Part of the process of developing whole virus vaccines involves deleting virulence genes from the virus. But when the researchers deleted genes similar to those that had been deleted in older ASFV strains to attenuate them, “it became clear that ASFV-G was much more virulent” than the other, historical isolates, because it retained a higher level of virulence, said Dr Gladue. The investigators then realised they needed a different genetic target in order to attenuate ASFV-G.

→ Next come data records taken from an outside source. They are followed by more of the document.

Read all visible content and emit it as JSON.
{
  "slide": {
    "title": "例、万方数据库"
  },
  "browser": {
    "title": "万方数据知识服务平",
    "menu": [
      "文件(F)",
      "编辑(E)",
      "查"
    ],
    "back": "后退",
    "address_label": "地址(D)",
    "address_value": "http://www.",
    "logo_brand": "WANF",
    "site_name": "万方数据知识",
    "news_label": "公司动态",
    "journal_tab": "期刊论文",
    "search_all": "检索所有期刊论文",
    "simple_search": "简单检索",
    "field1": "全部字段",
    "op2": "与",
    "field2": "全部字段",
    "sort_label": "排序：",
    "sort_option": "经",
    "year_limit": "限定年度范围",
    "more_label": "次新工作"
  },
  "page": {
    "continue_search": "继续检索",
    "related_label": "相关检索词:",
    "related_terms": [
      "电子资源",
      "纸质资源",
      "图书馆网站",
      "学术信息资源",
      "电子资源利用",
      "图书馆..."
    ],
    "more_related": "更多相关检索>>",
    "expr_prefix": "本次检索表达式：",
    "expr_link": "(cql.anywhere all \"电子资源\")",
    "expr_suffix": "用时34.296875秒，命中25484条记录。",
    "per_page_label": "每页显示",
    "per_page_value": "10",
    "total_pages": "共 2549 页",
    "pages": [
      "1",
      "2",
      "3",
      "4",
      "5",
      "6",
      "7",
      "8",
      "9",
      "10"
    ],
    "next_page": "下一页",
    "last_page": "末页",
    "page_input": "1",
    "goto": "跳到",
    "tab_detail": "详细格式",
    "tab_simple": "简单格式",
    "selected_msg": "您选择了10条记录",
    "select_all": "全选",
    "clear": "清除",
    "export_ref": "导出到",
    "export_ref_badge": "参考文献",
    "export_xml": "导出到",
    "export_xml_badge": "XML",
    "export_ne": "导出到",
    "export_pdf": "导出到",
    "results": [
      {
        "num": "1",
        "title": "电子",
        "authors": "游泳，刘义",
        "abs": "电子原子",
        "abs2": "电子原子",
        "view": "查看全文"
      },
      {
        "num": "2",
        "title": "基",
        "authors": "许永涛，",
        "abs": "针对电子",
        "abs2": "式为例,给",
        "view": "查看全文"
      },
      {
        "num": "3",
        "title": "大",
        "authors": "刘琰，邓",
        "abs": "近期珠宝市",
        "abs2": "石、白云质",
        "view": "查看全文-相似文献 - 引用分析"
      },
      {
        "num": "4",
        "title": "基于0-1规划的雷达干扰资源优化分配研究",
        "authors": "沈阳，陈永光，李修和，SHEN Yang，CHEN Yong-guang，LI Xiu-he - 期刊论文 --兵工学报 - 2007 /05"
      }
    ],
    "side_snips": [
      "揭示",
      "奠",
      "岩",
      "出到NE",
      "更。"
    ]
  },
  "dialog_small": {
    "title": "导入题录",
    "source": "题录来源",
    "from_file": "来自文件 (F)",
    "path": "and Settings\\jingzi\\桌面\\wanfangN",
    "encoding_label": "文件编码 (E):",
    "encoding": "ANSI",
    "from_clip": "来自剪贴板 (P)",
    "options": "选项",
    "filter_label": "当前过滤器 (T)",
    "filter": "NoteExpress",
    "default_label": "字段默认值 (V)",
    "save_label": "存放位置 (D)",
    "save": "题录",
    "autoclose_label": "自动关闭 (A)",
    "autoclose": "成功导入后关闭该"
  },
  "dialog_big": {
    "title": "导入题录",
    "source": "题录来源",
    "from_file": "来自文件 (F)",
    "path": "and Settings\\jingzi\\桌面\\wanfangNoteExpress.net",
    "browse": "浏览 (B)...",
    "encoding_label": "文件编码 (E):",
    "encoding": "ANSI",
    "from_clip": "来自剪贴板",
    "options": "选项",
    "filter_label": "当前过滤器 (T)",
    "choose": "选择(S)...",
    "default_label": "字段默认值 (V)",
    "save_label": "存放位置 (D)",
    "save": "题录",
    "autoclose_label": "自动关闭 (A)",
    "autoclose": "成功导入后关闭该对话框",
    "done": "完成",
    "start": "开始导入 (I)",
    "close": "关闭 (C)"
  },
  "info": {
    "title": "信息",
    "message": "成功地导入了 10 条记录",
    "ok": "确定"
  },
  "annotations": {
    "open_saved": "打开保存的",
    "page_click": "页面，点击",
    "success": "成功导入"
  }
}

They used a predictive methodology called a computational pipeline to predict the roles of proteins on the virus. The computational pipeline predicted that a protein called I177l could interfere with the immune system of the pig. When they deleted this gene, ASFV-G was completely attenuated. Indeed, the study showed that both low and high doses of the vaccine were 100% effective against the virus when the pigs were challenged 28 days post-inoculation.

More work needs to be done to meet regulatory requirements for commercialisation, said Dr Gladue. Nevertheless, he claimed, “This new experimental ASFV vaccine shows promise, and offers complete protection against the current strain currently producing outbreaks throughout Eastern Europe and Asia.”